Faced with not one little girl torn screaming from her mother; not scores, as had been documented when he heard Ms. L.’s case in March; but thousands — Sabraw, an appointee of President George W. Bush, said: No more.

“The facts set forth before the Court portray reactive governance — responses to address a chaotic circumstance of the Government’s own making,” he wrote. “They belie measured and ordered governance, which is central to the concept of due process in our Constitution. ...Extraordinary relief is requested, and is warranted under the circumstances.”

The judge issued a preliminary and nationwide injunction, a fairly rare and drastic measure, telling the government to stop taking migrant children away from their parents “unless there is a determination that the parent is unfit or presents a danger to the child.”

He also ordered the government to return within 30 days all children who had been taken away, and within 14 days if they were under the age of 5.

All this happened, it’s true, when many Americans, their attention far from a district court in San Diego, found cause for alarm about the rule of law. The Supreme Court upheld a restrictive visa policy that unquestionably had emanated from President Donald Trump’s anti-Islamic animus. It ruled by a 5-to-4 majority that existed only because the Senate had refused to consider President Barack Obama’s highly qualified Supreme Court nominee, Judge Merrick Garland, in 2016.

Then came the announced resignation of the Supreme Court justice who had come to symbolize the embattled effort to keep the court from devolving into permanent, partisan camps. And the week ended with the horrible murder of five employees of the Capital Gazette in Annapolis in apparent revenge for their newspaper doing its job.

All very real.

And yet not the whole story.

Sabraw’s order pushing back against the administration’s inhumane actions on the border — a single, Republican-appointed judge telling the government it has to change its ways — is part of the story, too.

“We are a country of laws, and of compassion,” he wrote.

His order was not the last word. Trump will continue to speak dishonestly about immigrants, to stoke fears, to do them harm and slander those who are coming here as our forebears have been coming for generations.

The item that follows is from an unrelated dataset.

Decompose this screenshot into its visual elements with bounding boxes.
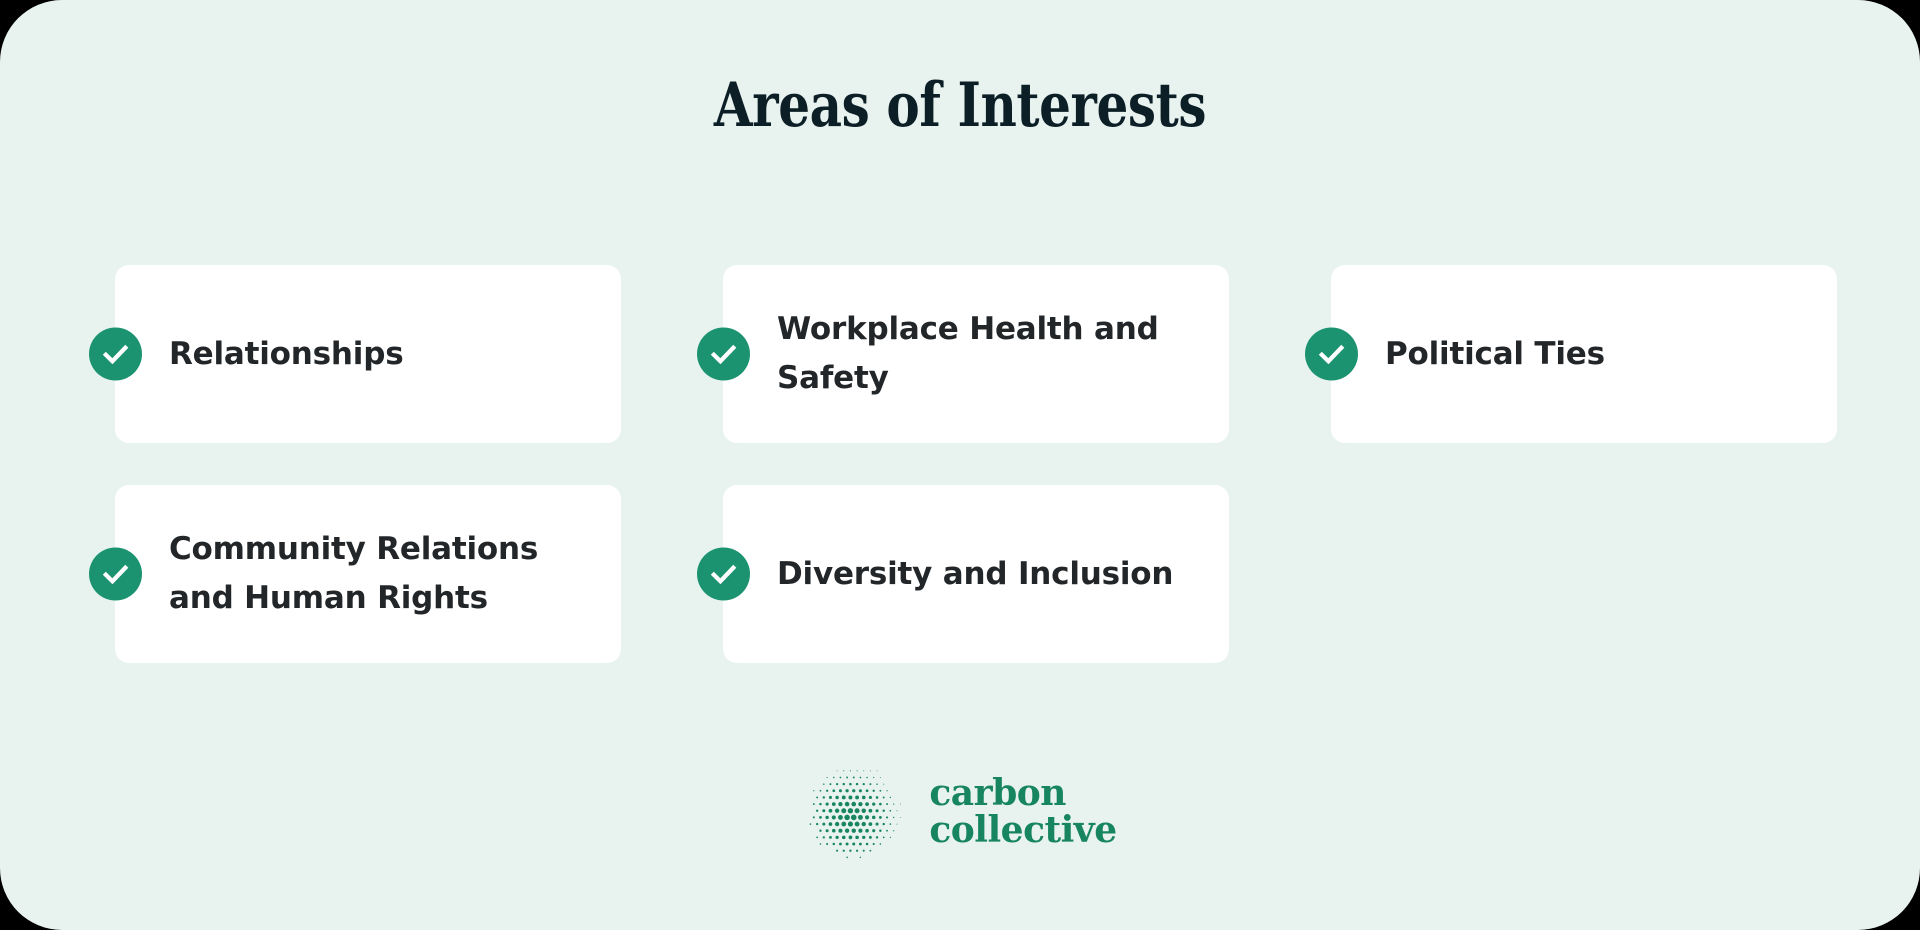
- interest-card[interactable]: Workplace Health and Safety: [723, 265, 1229, 443]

His officials will continue to portray mothers as human traffickers, when they can get away with it.

But there will be people pushing back.

“We are a country of laws, and of compassion,” they will say. Many Americans, as always, will be working to keep that true.

Fred Hiatt

Fred Hiatt is the editorial page editor of The Post. He writes editorials for the newspaper and a biweekly column that appears on Mondays. Previously he was a local reporter in Virginia, a national reporter covering national security and a foreign correspondent based in Tokyo and Moscow.